Shaped by the Double: Investigating Double-Layered Ejecta at Ries and Lonar Craters

Double-layered ejecta (DLE) craters feature distinct ejecta layers, striated surfaces, moat and rampart structures, widely seen as evidence for an ejecta emplacement with fluidized components derived from subsurface volatiles such as water or ice on Earth, Mars, and potentially other bodies like Ceres or Ganymede.

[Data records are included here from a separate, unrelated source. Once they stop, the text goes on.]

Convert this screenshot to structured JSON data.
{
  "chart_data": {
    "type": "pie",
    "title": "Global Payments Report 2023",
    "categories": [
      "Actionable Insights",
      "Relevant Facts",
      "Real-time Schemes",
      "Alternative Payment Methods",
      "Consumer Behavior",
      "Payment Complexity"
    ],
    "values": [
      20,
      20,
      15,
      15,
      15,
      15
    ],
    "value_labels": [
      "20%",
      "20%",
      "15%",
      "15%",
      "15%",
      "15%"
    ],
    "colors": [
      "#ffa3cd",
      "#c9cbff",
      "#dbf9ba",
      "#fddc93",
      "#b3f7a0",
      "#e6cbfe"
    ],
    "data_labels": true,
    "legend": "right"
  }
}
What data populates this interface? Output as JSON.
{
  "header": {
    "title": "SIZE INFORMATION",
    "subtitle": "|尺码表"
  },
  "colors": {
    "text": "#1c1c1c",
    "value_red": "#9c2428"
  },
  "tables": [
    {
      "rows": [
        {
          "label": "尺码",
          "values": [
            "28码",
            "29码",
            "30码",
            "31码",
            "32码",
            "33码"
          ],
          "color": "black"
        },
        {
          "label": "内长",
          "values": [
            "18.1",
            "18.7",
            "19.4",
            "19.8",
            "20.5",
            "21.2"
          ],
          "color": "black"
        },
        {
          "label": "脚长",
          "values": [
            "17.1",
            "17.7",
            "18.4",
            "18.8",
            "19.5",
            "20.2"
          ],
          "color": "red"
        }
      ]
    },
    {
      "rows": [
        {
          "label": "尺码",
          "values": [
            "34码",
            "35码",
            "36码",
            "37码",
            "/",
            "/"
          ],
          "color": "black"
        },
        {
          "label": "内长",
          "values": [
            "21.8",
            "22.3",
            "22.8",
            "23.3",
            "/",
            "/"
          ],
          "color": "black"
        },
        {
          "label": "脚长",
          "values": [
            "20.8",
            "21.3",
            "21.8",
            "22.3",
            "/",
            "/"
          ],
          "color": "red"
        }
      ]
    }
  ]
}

The boundary conditions driving DLE crater formation remain poorly constrained, especially across varying planetary environments. This study examines DLE processes through comparative field analysis of two terrestrial analogs: the 1.2 km-diameter basaltic Lonar crater (India), smaller than typical Martian DLE craters, and the 24 km Ries crater (Germany), which closely matches Martian DLE dimensions and preserves a well-defined ejecta blanket. Both craters provide well-preserved, accessible sites ideal for studying impact dynamics and potential double-impact systems. Ries, paired with the nearby Steinheim crater in a confirmed double impact, is compared to Lonar and the adjacent “Little Lonar” structure, which may represent a secondary impact. Field investigations included drone-based photogrammetry for high-resolution topography, 100 MHz bi-static ground-penetrating radar for subsurface mapping, as well as petrography, rock magnetics, micro-fracture analysis, and identification of shock features such as shatter cones.

Lonar and Ries craters provide rare insight and access on Earth into the mechanisms behind DLE formation. Their study helps refine our understanding of how impact crater formation interacts with the crust in potentially volatile-bearing planets.